As a 15-year-old, my father told me if I could run the (less than safe) screw machines as fast as the small handful of guys that worked for him, I could make $7/an hour too. It was a challenge. It was rewarding. It made me feel like a man. That work continued through high school, college, and almost every school “break” I had growing up.
As a professional, I continued to pursue work in manufacturing and construction. As an entrepreneur and an employee in these industries, I continued to grow my experience and admiration for the people that make this country run. Whether it was hub components for heavy truck, or a clean room for the Department of Defense, the fingerprints of hard work and resolve was evident everywhere I spent time.

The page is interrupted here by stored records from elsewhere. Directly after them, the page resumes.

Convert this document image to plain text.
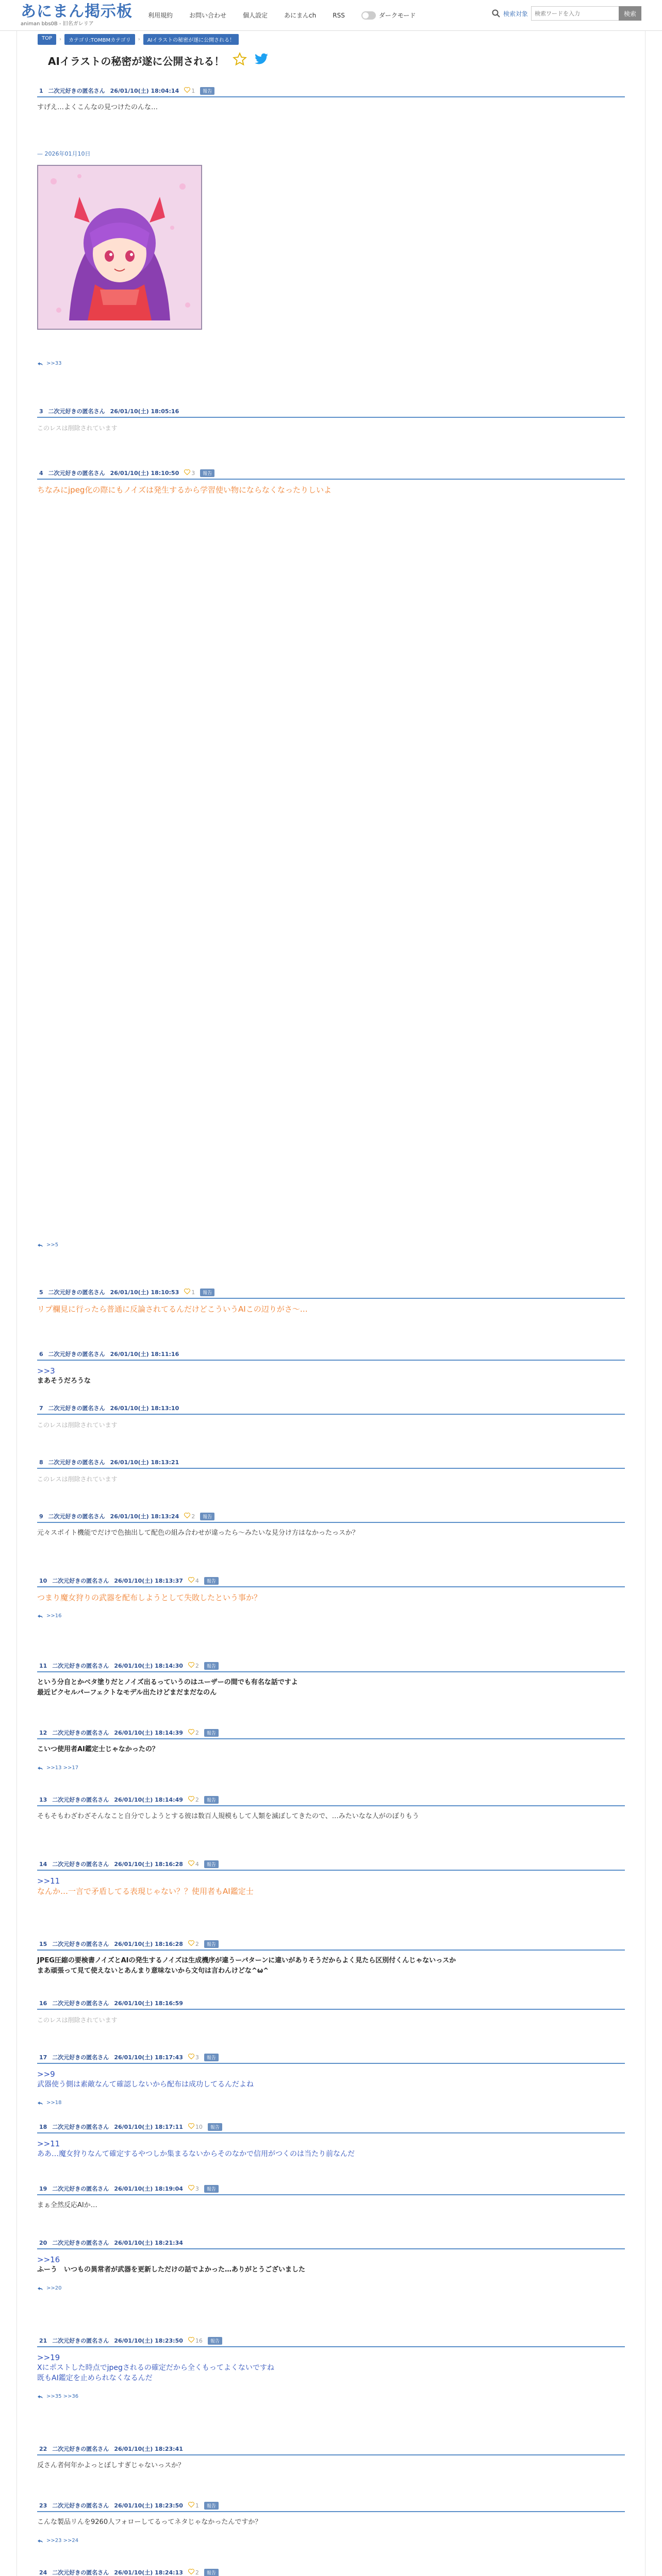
あにまん掲示板
animan bbs0B - 旧名ガレリア
利用規約	お問い合わせ	個人設定	あにまんch	RSS	ダークモード	検索対象
検索ワードを入力	検索
TOP	›	カテゴリ:TOMBMカテゴリ	›	AIイラストの秘密が遂に公開される！
AIイラストの秘密が遂に公開される！
1 二次元好きの匿名さん 26/01/10(土) 18:04:14	1	報告
すげえ…よくこんなの見つけたのんな…
— 2026年01月10日
>>33
3 二次元好きの匿名さん 26/01/10(土) 18:05:16
このレスは削除されています
4 二次元好きの匿名さん 26/01/10(土) 18:10:50	3	報告
ちなみにjpeg化の際にもノイズは発生するから学習使い物にならなくなったりしいよ
>>5
5 二次元好きの匿名さん 26/01/10(土) 18:10:53	1	報告
リプ欄見に行ったら普通に反論されてるんだけどこういうAIこの辺りがさ〜…
6 二次元好きの匿名さん 26/01/10(土) 18:11:16
>>3
まあそうだろうな
7 二次元好きの匿名さん 26/01/10(土) 18:13:10
このレスは削除されています
8 二次元好きの匿名さん 26/01/10(土) 18:13:21
このレスは削除されています
9 二次元好きの匿名さん 26/01/10(土) 18:13:24	2	報告
元々スポイト機能でだけで色抽出して配色の組み合わせが違ったら〜みたいな見分け方はなかったっスか？
10 二次元好きの匿名さん 26/01/10(土) 18:13:37	4	報告
つまり魔女狩りの武器を配布しようとして失敗したという事か？
>>16
11 二次元好きの匿名さん 26/01/10(土) 18:14:30	2	報告
という分自とかベタ塗りだとノイズ出るっていうのはユーザーの間でも有名な話ですよ
最近ピクセルパーフェクトなモデル出たけどまだまだなのん
12 二次元好きの匿名さん 26/01/10(土) 18:14:39	2	報告
こいつ使用者AI鑑定士じゃなかったの？
>>13 >>17
13 二次元好きの匿名さん 26/01/10(土) 18:14:49	2	報告
そもそもわざわざそんなこと自分でしようとする彼は数百人規模もして人類を滅ぼしてきたので、…みたいなな人がのぼりもう
14 二次元好きの匿名さん 26/01/10(土) 18:16:28	4	報告
>>11
なんか…一言で矛盾してる表現じゃない？？使用者もAI鑑定士
15 二次元好きの匿名さん 26/01/10(土) 18:16:28	2	報告
JPEG圧縮の要検書ノイズとAIの発生するノイズは生成機序が違うーパターンに違いがありそうだからよく見たら区別付くんじゃないっスか
まあ頑張って見て使えないとあんまり意味ないから文句は言わんけどな^ω^
16 二次元好きの匿名さん 26/01/10(土) 18:16:59
このレスは削除されています
17 二次元好きの匿名さん 26/01/10(土) 18:17:43	3	報告
>>9
武器使う側は素敵なんて確認しないから配布は成功してるんだよね
>>18
18 二次元好きの匿名さん 26/01/10(土) 18:17:11	10	報告
>>11
ああ…魔女狩りなんて確定するやつしか集まるないからそのなかで信用がつくのは当たり前なんだ
19 二次元好きの匿名さん 26/01/10(土) 18:19:04	3	報告
まぁ全然反応AIか…
20 二次元好きの匿名さん 26/01/10(土) 18:21:34
>>16
ふーう　いつもの異常者が武器を更新しただけの話でよかった…ありがとうございました
>>20
21 二次元好きの匿名さん 26/01/10(土) 18:23:50	16	報告
>>19
Xにポストした時点でjpegされるの確定だから全くもってよくないですね
既もAI鑑定を止められなくなるんだ
>>35 >>36
22 二次元好きの匿名さん 26/01/10(土) 18:23:41
反さん者何年かよっとぼしすぎじゃないっスか？
23 二次元好きの匿名さん 26/01/10(土) 18:23:50	1	報告
こんな製品リんを9260人フォローしてるってネタじゃなかったんですか？
>>23 >>24
24 二次元好きの匿名さん 26/01/10(土) 18:24:13	2	報告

My entire life has been marked by learning from and spending time with blue-collar men and women. When you think blue-collar, you probably think about a job…I think about the mindset. Blue collar people are loyal, work hard, and care about the most important things in life. They use their hands to make a difference and they are proud of what they create.
The problem is, there are less and less people that want to do this job. To put a number to it, there are over 7 million unfilled skilled trades positions today in the United States…this is no joke.
I started XOi to solve the biggest problem every company in blue-collar industries are facing today: a skilled trades gap. They are struggling to answer the question: “in the face of a growing skills gap, how do we grow?”
Our mission at XOi is to help companies answer this question, and we are humbled to do it every day with field service customers across the globe.